One thing’s for sure: any real solution wouldn’t work like my system did… I hate to think of the burden I put on that poor message board, rapidly requesting a few hundred posts. It would have to be integrated to the community tools, available to the community manager, and ALOT more robust than anything available today.
October 17th, 2006 at 8:09 pm
The problem with trying to automate anything is that the personal touch is removed. I am the admin on my company’s community forums and there are a few topics that I would have missed, if I had used your method. Not saying that it doesn’t make things easier, because it certainly would, however nothing beats scanning the forums.
I keep our forums up on one of my monitors all day and between tasks, I will jump in and look over the new posts. After a month, it’s easy to know who is reasoned, who’s a whiner, who is petty and who is emotional. I don’t have to read every post to know the contents of a thread. Most posts are simply reiterations of what was said before.
Get enough talented developers together and you can come up with any kind of tool that will assist, look at the twisting feature added to EQ1, but it will always overlook the best filter, our own minds and perception.
If you admin a high-traffic board, it actually becomes very easy to filter out the good info from the bad info. Also, sometimes within that bad info is a good point that just needs to be tweaked a little bit.
I honestly see the well-meaning behind automation, but I think that in the long run it would actually cause more harm than good. The community might not see it, but it would still be there.
October 17th, 2006 at 9:47 pm
Good to see the human element IS there… and that the companies do see enough value in the community to really invest time into monitoring them.
And… to be honest, I share your concern.
(Time for an Army Flashback) As combat engineers, we had trip flares- perimiter tripwire pyrotechnics that would alert us to someone sneaking up. A good commander understood that it was an added level of security that didn’t take away from the need to provide a properly-equipped watch team.

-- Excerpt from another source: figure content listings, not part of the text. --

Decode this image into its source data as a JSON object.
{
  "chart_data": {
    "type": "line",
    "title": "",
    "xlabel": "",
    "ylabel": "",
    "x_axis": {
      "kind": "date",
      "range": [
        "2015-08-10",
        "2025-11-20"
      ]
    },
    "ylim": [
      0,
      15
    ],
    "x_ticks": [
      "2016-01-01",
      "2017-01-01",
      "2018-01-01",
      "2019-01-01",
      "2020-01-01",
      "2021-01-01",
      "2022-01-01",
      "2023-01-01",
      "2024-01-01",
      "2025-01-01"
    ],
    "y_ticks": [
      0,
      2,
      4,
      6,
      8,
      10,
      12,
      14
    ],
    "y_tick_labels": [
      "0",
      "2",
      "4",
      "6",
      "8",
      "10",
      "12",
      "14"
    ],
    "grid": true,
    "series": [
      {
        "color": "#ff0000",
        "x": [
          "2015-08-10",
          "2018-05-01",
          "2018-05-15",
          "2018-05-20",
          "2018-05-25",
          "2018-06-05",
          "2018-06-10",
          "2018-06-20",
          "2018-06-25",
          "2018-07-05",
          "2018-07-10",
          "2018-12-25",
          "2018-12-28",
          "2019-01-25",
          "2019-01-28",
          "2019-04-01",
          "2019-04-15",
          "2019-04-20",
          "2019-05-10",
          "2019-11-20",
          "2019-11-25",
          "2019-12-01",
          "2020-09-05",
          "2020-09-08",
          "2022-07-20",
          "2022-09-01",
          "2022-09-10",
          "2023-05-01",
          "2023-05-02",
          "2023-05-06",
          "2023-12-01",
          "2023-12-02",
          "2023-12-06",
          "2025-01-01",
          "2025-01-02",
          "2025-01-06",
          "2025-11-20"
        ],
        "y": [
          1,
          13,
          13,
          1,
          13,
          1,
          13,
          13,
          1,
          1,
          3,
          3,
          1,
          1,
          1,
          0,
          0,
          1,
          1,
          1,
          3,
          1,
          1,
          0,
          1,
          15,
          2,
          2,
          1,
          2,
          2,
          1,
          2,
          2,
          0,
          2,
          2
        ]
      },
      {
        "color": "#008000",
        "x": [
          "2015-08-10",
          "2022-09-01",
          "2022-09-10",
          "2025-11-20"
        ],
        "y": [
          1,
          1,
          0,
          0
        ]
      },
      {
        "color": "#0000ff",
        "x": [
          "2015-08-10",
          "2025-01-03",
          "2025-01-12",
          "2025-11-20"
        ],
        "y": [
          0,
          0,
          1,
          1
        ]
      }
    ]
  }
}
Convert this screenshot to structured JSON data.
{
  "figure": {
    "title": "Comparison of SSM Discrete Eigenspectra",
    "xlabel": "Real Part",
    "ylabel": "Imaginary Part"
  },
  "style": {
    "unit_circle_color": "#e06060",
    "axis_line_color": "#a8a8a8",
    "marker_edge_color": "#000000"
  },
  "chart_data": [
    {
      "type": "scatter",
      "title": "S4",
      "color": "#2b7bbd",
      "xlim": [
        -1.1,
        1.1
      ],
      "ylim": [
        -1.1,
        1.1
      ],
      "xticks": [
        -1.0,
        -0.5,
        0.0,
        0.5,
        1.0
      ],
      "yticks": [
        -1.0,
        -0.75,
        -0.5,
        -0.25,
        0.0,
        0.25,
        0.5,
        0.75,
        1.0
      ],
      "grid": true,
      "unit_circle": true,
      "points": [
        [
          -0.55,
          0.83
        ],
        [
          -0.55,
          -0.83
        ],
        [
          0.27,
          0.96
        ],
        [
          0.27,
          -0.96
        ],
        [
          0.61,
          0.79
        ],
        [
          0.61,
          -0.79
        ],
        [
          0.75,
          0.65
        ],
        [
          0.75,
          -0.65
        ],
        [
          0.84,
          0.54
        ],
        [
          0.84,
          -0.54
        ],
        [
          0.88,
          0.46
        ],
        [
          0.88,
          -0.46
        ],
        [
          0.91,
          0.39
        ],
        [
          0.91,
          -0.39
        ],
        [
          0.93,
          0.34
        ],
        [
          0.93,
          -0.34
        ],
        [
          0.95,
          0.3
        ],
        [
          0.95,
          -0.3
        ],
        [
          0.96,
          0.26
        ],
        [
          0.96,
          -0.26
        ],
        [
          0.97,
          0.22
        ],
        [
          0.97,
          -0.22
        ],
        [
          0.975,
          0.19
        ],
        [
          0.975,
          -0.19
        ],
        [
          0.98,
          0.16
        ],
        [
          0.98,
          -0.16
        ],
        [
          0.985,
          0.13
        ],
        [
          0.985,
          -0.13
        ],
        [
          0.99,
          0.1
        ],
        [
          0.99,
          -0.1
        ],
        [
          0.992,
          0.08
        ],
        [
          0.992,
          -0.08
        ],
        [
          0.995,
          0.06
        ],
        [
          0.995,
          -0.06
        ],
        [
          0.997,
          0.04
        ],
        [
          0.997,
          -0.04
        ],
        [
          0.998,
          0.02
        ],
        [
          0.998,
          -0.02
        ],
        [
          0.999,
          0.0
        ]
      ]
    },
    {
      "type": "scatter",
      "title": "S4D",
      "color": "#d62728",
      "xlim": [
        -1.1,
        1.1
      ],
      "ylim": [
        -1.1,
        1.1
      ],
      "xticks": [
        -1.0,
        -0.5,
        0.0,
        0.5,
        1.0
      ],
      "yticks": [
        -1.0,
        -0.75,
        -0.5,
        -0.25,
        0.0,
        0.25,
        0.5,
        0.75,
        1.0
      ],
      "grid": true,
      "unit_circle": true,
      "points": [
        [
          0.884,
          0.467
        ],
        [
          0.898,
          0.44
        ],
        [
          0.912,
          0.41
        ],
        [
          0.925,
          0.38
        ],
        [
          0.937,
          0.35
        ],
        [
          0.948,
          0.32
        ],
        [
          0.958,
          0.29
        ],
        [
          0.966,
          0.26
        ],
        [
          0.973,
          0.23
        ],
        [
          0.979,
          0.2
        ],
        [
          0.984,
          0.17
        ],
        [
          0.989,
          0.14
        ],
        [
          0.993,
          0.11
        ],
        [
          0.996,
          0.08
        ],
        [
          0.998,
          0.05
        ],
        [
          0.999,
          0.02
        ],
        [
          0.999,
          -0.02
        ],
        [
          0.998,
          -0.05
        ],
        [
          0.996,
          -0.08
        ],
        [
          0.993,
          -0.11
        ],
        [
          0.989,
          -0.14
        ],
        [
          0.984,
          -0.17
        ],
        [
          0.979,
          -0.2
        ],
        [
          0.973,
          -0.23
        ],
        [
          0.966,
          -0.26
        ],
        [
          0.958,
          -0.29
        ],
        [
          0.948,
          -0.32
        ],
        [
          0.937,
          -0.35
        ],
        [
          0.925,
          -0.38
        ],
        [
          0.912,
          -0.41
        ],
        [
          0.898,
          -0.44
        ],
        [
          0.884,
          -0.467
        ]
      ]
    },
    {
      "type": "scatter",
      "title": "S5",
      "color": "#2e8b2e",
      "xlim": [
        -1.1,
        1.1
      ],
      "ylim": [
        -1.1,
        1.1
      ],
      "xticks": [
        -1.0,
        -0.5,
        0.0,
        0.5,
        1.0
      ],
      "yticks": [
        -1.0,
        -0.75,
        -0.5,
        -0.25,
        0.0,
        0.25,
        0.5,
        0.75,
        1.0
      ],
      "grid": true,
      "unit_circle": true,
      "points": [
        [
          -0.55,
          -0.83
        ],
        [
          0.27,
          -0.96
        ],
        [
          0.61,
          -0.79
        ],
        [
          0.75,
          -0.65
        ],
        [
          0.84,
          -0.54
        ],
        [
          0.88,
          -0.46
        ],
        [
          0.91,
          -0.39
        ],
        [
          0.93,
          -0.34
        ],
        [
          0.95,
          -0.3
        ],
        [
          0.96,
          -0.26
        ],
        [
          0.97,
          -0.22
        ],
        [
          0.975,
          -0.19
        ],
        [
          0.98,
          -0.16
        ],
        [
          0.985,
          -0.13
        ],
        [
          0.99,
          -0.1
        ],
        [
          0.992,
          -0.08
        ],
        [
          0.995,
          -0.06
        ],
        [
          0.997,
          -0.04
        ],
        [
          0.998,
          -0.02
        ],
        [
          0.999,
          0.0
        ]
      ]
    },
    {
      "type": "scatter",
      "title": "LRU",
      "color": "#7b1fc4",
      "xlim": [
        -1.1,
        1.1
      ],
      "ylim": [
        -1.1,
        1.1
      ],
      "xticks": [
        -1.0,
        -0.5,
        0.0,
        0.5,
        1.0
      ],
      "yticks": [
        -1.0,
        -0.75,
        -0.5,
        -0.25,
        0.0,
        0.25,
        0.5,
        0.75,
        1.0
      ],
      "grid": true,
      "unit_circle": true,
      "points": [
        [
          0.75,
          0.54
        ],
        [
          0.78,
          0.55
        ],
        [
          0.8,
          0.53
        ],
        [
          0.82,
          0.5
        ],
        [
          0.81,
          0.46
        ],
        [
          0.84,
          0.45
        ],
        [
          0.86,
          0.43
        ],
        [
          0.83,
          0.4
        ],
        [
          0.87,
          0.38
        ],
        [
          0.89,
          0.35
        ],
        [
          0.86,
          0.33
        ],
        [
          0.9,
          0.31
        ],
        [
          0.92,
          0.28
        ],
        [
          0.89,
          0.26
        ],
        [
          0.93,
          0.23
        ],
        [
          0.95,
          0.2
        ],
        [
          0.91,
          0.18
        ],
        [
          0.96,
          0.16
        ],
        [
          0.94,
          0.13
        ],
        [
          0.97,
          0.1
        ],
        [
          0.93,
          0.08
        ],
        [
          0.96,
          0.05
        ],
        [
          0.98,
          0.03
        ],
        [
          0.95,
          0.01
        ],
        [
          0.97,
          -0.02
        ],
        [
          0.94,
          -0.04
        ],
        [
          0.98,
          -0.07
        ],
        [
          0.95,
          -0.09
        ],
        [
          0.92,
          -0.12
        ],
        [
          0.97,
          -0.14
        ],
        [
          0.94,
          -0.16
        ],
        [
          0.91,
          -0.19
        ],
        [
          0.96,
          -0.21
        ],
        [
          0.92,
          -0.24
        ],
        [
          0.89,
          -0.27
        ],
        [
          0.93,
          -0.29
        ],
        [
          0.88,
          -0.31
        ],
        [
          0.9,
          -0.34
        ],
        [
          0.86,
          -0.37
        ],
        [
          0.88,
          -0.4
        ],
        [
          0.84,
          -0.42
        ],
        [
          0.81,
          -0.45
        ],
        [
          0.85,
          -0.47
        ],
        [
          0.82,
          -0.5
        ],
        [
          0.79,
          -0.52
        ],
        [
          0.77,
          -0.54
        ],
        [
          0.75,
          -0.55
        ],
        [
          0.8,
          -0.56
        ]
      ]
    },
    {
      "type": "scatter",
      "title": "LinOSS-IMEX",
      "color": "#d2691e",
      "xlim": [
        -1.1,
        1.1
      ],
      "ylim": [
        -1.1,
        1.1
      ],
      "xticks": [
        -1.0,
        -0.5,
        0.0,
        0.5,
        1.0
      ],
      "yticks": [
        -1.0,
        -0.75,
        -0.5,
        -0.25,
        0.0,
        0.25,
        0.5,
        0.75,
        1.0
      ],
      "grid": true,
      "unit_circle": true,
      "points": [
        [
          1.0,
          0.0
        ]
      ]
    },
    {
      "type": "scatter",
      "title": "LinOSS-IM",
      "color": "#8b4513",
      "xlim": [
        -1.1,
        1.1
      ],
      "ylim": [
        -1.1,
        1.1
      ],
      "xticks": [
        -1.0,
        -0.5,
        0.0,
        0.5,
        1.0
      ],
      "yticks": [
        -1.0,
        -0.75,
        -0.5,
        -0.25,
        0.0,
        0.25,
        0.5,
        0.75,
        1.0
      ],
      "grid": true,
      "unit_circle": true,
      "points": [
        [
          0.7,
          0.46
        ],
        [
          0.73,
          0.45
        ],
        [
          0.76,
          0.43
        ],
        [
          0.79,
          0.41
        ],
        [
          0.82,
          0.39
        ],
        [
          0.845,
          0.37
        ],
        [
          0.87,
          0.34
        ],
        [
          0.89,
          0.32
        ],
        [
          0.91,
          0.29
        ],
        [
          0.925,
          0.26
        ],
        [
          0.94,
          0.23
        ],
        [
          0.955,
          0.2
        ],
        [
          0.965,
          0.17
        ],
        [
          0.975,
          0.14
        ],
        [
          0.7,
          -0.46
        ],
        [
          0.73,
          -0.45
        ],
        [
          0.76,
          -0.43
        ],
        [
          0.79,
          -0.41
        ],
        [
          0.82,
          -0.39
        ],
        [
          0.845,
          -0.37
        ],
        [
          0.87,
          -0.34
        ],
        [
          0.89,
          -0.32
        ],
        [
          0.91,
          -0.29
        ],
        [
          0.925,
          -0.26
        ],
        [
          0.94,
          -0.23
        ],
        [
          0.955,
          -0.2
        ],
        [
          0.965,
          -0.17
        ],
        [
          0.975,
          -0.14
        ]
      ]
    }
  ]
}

That’s just what they often did, though. They’d post the trip flares and cut back the watch… or consider the flares an adequate compensation for no NVG’s (night vision goggles). Flares didn’t compensate for active eyes.
(end flashback)
Just like automation tools don’t compensate for active moderators.
If any real data-mining tool is developed, it’s got to be used to supplement what the community manager already does, not supplant it. It should make you aware of key events earlier and give you the information you need to formulate a response faster.
As an academic, I can see it work, but from experience, I can see it doing just the damage you mention.